We offer a selection of arithmetic integers worksheets with step-by-step solutions. In this course, one can learn about the division of integers and the properties of prime numbers. In fact, some of the exercises are in the pre-algebra category, while others are in the algebra category. Integers are a subclass of real numbers.
Arithmetic integers worksheets, a selection of exercises
Exercise: The greatest common divisor, ”gcd” of two integers $a$ and $b$ will be denoted by ${\rm gcd}(a,b)$, which is the largest positive integer that divides each of the integers. On the other hand, we say that $a$ is a divisor of $b$, or that $b$ is a multiple of $a$, and one writes ${\displaystyle a\mid b}$ if there exists an integer $k$ such that $b=ka$.
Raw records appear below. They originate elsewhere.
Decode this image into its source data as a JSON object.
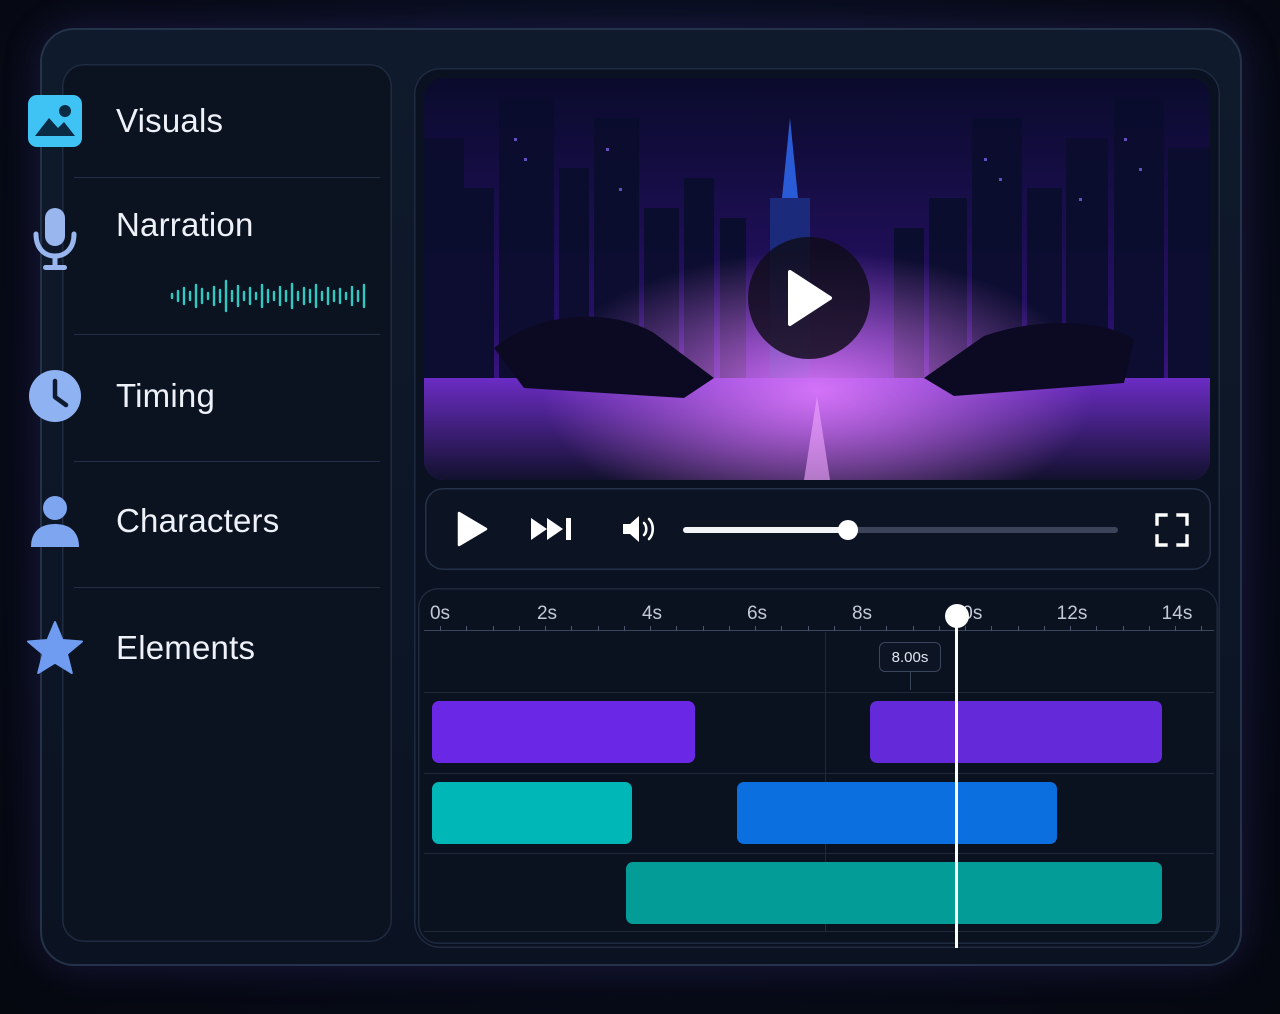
{
  "sidebar": {
    "items": [
      {
        "label": "Visuals",
        "icon": "image-icon",
        "color": "#3fc3f5"
      },
      {
        "label": "Narration",
        "icon": "microphone-icon",
        "color": "#9ab6ee"
      },
      {
        "label": "Timing",
        "icon": "clock-icon",
        "color": "#8fb2f3"
      },
      {
        "label": "Characters",
        "icon": "user-icon",
        "color": "#7ea6f0"
      },
      {
        "label": "Elements",
        "icon": "star-icon",
        "color": "#6f9cf0"
      }
    ],
    "waveform_color": "#2fc9c2"
  },
  "player": {
    "controls": [
      "play-icon",
      "skip-forward-icon",
      "volume-icon",
      "fullscreen-icon"
    ],
    "progress": 0.38
  },
  "timeline": {
    "ticks": [
      "0s",
      "2s",
      "4s",
      "6s",
      "8s",
      "10s",
      "12s",
      "14s"
    ],
    "playhead_time": "8.00s",
    "tracks": [
      {
        "clips": [
          {
            "start": 0.0,
            "end": 5.0,
            "color": "#6a28e6"
          },
          {
            "start": 8.35,
            "end": 13.9,
            "color": "#6429d8"
          }
        ]
      },
      {
        "clips": [
          {
            "start": 0.0,
            "end": 3.8,
            "color": "#00b7b8"
          },
          {
            "start": 5.8,
            "end": 11.9,
            "color": "#0c6fe0"
          }
        ]
      },
      {
        "clips": [
          {
            "start": 3.7,
            "end": 13.9,
            "color": "#049c96"
          }
        ]
      }
    ]
  }
}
- Let $a,b,a’,b’$ and $d$ be non nulls integers such that \begin{align*} d={rm gcd}(a,b),\quad a=da’\quad\text{and}\; b=db’. \end{align*} Prove that ${\rm gcd}(a’,b’)=1$
- Let $a$ and $b$ be non-nulls integers. Prove that \begin{align*} {\rm gcd}(a,b)=|a|\;\Longleftrightarrow\; {\displaystyle a\mid b}. \end{align*}
- Let $a,b$ and $c$ be non-nulls integers. Prove that \begin{align*} {\rm gcd}(ab,ac)=|a|{\rm gcd}(b,c). \end{align*}
- Let $a,b$ and $n$ be non nulls integers such that ${displaystyle a\mid n}$ and ${\displaystyle a\mid n}$ . Prove that \begin{align*} {\rm gcd}(a,b)=1\;\Longleftrightarrow\; {\displaystyle ab\mid n}. \end{align*}
Solution: 1) As $d={\rm gcd}(a,b),$ there exists $(p,q)\in\mathbb{Z}^2$ such that \begin{align*} d=pq+qb. \end{align*} But $a=da’$ and $b=db’$. Then $d=(pa’+qb’)d$. As $d\neq 0,$ then one can simplify by $d$ and get $1=pa’+qb’$. Now Bezout Theorem implies that ${\rm gcd}(a’,b’)=1$
2) The direct implication: Let ${\rm gcd}(a,b)=|a|$. Then by definition ${\displaystyle |a|\mid b}$, which means that there exists $k\in\mathbb{Z}$ such that $b=k|a|$.Then $b=ka$ or $b=(-k)a$. In both cases, we have ${\displaystyle a\mid b}$.
Then converse implication: If ${\displaystyle a\mid b}$ then there exists $q\in\mathbb{Z}$ such that $b=qa$. Then $b\mathbb{Z}\subset a\mathbb{Z}$. This implies that \begin{align*} a\mathbb{Z}+b\mathbb{Z}\subset a\mathbb{Z}=|a|\mathbb{Z}. \end{align*} Evidently, we have $a\mathbb{Z}\subset a\mathbb{Z}+b\mathbb{Z}$. This yields \begin{align*} a\mathbb{Z}+b\mathbb{Z}=|a|\mathbb{Z}, \end{align*} which means that ${\rm gcd}(a,b)=|a|$.
3) We first observe that for any $(m,n)\in \mathbb{N}^\ast\times \mathbb{N}^\ast,$ $n\mathbb{Z}=m\mathbb{Z}$ is equivalent to $m=n$. In fact, ${\displaystyle n\mid m}$ and ${\displaystyle m\mid n}$ implies that $n=m$.
We have \begin{align*} \left({\rm gcd}(ab,ac)\right)\mathbb{Z}&=ab\mathbb{Z}+ac\mathbb{Z}\cr &= |a|\left(b\mathbb{Z}+c\mathbb{Z}\right)\cr &=|a|{\rm gcd}(b,c)\mathbb{Z}. \end{align*} With our fist observation, we conclude that \begin{align*} {\rm gcd}(ab,ac)=|a|{\rm gcd}(b,c). \end{align*}
4) As ${\displaystyle a\mid n}$ and ${\displaystyle b\mid n}$, then there exist $q,q’\in \mathbb{Z}$ such that $n=qa$ and $n=q’b$. On the other hand, since ${\rm gcd}(a,b)=1$, by Bezout theorem, there exists $(u,v)\in\mathbb{Z}^2$ such that $au+bv=1$. This implies that \begin{align*} n&=nau+nbv\cr &= q’ba u+qab v\cr &= (q’u+qv)ab. \end{align*} This means that ${\displaystyle ab\mid n}$.